GTBS Inspectors visited the Peak District country estate on 19 February to make an assessment of Chatsworth House, Garden, Farmyard plus the Stables Shops and Restaurants and remarked that “Chatsworth clearly demonstrates how a historical building can carefully juxtapose this historic significance with the principles of sustainable tourism.”
The audit drew particular attention to highlights such as improved roof insulation; excellent use of local and homemade food and beverage products; the replacement of high wattage lighting with LED equivalents; and excellent green management processes, in a report which also noted that “over the last two years the GTBS scoring system has become more rigorous and receiving a GOLD should be commended.” Andrea Nicholas, Director of Green Tourism at GTBS said: “They are an excellent example for other historic attractions.”
“The award is a great achievement, and should be seen as part of Chatsworth’s ongoing commitment to the environment, with recommendations from the assessment helping us to push for further success”, said the Duke of Devonshire.
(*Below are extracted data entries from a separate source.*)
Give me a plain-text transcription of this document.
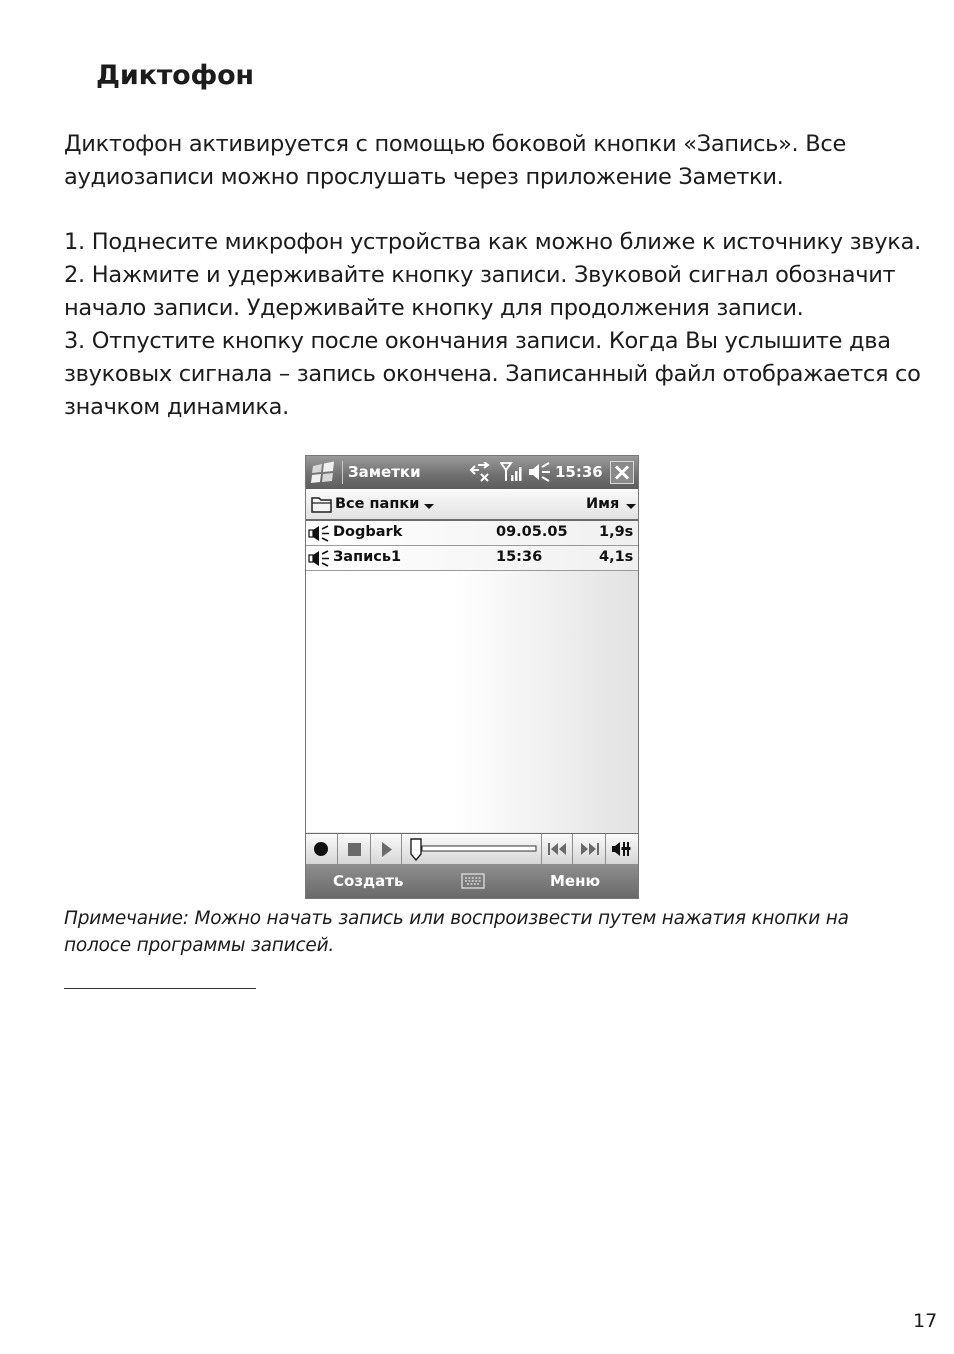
Диктофон
Диктофон активируется с помощью боковой кнопки «Запись». Все
аудиозаписи можно прослушать через приложение Заметки.
1. Поднесите микрофон устройства как можно ближе к источнику звука.
2. Нажмите и удерживайте кнопку записи. Звуковой сигнал обозначит
начало записи. Удерживайте кнопку для продолжения записи.
3. Отпустите кнопку после окончания записи. Когда Вы услышите два
звуковых сигнала – запись окончена. Записанный файл отображается со
значком динамика.
Заметки	15:36
Все папки	Имя
Dogbark	09.05.05 1,9s
Запись1	15:36	4,1s
Создать	Меню
Примечание: Можно начать запись или воспроизвести путем нажатия кнопки на
полосе программы записей.
17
“We want to develop, steer and promote an evolving policy of environmental awareness and social responsibility with a vision to ensure Chatsworth’s on-going commitment to sustainability with the philosophy ‘reduce, reuse, recycle’ at its heart.”
Recent green successes at Chatsworth include:
- Annual litter pick: this year 86 volunteers covered 30 miles on the Chatsworth estate and collected 150 bags of litter including larger items such as car batteries, tyres, 17 hub caps and enough tiles for a whole bathroom.
- The Farm Shop uses half a million fewer plastic bags than it did 2 years ago.
- New, additional recycling bins mean Chatsworth now recycles more than 60 tonnes of visitor waste every year.
- A rolling programme of replacing halogen/high wattage lighting with LED equivalents, which use much less electricity, including LED floodlighting on the house.
- More than 40,000 trees have been planted across 60 acres of the ‘Jubilee Woodland’ - the largest tree planting at Chatsworth for over 90 years.
Sustainability and the environment have been important at Chatsworth since the early 1800s. The 6th Duke developed the sustainable water features in the garden, bringing water from the nearby lakes and in the late 19C Chatsworth’s first water-powered turbine was installed to provide green electricity to the house.
The Green Tourism Business Scheme has been running since 1997 and with over 2000 members across the UK and Ireland it is the largest and most established scheme of its type in the World. Green Business UK Ltd is a not-for-profit organisation established in 2001 to deliver the GTBS. Chatsworth was previously assessed in 2011 when it achieved a silver rating.
“We are very impressed with what Chatsworth has achieved over the past two years. Working with historic buildings especially one as iconic as Chatsworth can be challenging. However, they have embraced modern technology in appropriate places and through their green team they have been able to successfully integrate measures without detracting from the building while also improving the quality of the experience for their guests”, said Andrea Nicholas, Director of Green Tourism.